Es lo que trataré de hacer en este espacio los siguientes días, mientras dura el aura vacacional del año que acaba de irse en medio de la fiesta, sin sentirlo, como se va la fiesta de la vida.

He venido a pasar el fin de año a Chetumal, como todos los años desde que murió mi madre, al apacible ritmo de una caravana familiar de hermanos, hijos, nietos, cuñados, cuñadas, sobrinos, yernos, nueras, y un trío de amigos tan viejos como la familia.

Fuimos como 30 esta vez. Tomamos por asalto la mitad de las habitaciones de un hotel llamado Noor, el único de la ciudad que mira al mar y que nosotros escogemos por eso, y porque está en una parte de la ciudad que recuerda o repite el pequeño pueblo de nuestra infancia.

Cuando lo arrasó el ciclón Janet, en 1955, aquel pueblo de madera tenía ocho cuadras por lado y ocho mil habitantes. Lo rodeaban la selva y el chirriar de los grillos por las noches, a veces el rugido de los animales del monte y el bramido de los monos saraguatos.

Ni la selva ni los grillos ni los monos parecen reales o cercanos en la extensa ciudad de Chetumal de nuestros días, con sus 250 mil habitantes.

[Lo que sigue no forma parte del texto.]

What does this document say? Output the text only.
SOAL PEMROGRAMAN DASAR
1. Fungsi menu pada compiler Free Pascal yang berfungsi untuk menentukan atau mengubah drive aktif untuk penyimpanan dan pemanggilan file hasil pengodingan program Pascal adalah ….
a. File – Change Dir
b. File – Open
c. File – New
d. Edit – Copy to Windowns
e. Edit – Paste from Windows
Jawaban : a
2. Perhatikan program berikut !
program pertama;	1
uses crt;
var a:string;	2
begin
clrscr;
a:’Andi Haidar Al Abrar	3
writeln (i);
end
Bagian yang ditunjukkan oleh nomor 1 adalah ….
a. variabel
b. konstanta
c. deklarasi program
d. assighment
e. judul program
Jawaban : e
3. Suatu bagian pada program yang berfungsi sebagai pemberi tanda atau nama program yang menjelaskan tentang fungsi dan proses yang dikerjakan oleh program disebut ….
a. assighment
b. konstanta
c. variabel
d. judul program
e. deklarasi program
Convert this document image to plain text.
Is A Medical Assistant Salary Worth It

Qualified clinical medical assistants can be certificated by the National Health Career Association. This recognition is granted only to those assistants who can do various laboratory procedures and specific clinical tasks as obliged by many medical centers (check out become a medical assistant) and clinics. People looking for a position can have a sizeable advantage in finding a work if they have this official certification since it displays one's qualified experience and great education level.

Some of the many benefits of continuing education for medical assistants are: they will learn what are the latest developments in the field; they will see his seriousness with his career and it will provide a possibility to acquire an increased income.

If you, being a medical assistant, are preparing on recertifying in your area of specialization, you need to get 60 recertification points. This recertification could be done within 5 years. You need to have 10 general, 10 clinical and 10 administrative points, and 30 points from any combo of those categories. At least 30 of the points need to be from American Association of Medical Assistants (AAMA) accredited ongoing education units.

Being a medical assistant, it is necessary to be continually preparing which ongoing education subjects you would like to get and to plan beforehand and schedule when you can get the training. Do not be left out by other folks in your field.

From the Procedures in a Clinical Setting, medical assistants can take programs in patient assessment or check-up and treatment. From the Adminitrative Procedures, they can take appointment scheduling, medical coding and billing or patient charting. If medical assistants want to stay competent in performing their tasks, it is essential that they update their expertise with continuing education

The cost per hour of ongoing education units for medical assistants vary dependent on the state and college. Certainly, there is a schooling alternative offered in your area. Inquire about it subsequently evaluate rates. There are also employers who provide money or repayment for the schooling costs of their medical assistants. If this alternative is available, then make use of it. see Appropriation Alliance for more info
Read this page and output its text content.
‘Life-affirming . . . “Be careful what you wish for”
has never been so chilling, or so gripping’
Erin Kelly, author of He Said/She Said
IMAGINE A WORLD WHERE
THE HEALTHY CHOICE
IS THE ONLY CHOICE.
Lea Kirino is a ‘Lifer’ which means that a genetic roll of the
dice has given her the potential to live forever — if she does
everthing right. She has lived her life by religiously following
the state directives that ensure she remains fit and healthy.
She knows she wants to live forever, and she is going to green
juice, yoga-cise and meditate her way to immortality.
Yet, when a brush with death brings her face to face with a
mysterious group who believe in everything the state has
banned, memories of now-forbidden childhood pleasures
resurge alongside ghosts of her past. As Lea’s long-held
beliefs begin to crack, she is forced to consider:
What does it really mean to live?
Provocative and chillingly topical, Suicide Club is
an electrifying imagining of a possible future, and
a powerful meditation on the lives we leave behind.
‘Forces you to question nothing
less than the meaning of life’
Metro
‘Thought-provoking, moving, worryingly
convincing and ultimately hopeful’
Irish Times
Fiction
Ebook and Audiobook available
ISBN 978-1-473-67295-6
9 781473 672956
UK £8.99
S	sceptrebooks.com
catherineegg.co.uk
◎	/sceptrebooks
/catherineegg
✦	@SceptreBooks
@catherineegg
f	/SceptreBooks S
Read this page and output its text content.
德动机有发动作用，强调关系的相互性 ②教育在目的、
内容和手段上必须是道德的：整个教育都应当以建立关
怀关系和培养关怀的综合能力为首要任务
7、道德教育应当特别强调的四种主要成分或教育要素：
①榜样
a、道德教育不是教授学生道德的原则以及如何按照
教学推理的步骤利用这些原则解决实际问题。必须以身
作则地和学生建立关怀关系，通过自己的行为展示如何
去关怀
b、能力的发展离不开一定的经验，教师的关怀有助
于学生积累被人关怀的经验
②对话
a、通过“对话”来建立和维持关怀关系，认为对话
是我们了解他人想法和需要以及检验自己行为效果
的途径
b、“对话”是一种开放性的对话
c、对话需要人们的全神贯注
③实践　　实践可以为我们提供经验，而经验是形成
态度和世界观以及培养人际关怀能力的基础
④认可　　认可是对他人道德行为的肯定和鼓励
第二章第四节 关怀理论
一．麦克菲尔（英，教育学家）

El único animal irrefutable de nuestras noches chetumalenses es un gallo alrevesado que empieza a cantar no cuando se anuncia el alba, sino cuando cae la noche.

Canta desde un patio cercano al Noor, el de la cantina canónica del lugar, llamada Mar Caribe, una palapa con piso de cemento y techo de palma, de cuyas trabes de madera cruda penden perezosos ventiladores.

En el patio incivil de la cantina, acechado por yerbas y ortigas, reina el gallo grande y nervioso, con su cresta de rey viejo, su ancho cuello de plumas blancas y el pecho petulante y colorado.

Sabe todo del insomnio ese gallo, extraño especialista de desvelos en una ciudad donde si algo memorable pude hacer este fin de año fue dormir nuevamente como un niño.